Irish Society for Prevention of Cruelty to Animals
- Formation: May 1949; 76 years ago
- Type: NPO
- VAT ID no.: 460571
- Registration no.: CHY 5619
- Legal status: Charity
- Focus: Animal protection
- Headquarters: ISPCA National Animal Centre
- Location: Keenagh, County Longford;
- Coordinates: 53°37′33.5″N 7°53′15.5″W﻿ / ﻿53.625972°N 7.887639°W
- Website: www.ispca.ie

= Irish Society for Prevention of Cruelty to Animals =

Animal welfare charity

The Irish Society for Prevention of Cruelty to Animals (Cumann na hÉireann um Fhóirithint ar Ainmhithe), most commonly known as and referred to as the ISPCA, is a charity operating in the Republic of Ireland which promotes animal welfare.
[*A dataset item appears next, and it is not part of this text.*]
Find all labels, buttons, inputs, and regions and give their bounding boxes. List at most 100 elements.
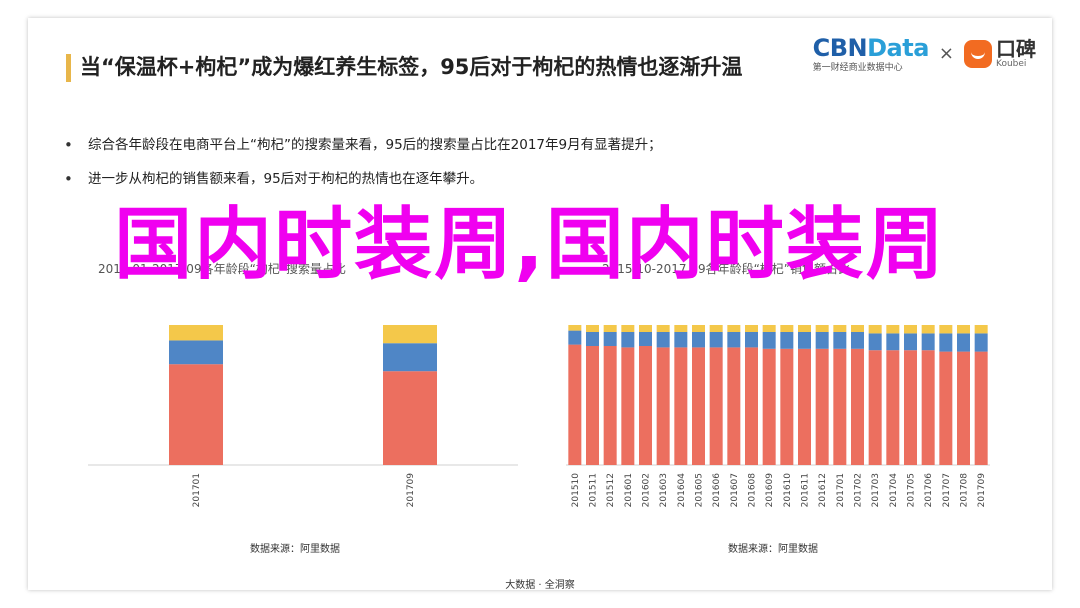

Founded in 1949, it is the main animal protection charity in Ireland known for their charitable work amongst the animal world.
The ISPCA's main role is to prevent cruelty to animals, to promote animal welfare and to relieve animal suffering in Ireland. The ISPCA believes that animals "have the right to live their lives free from needless suffering". The organisation's aims include the goal to "rescue, rehabilitate and responsibly re-home" any animals which have been neglected or treated cruely.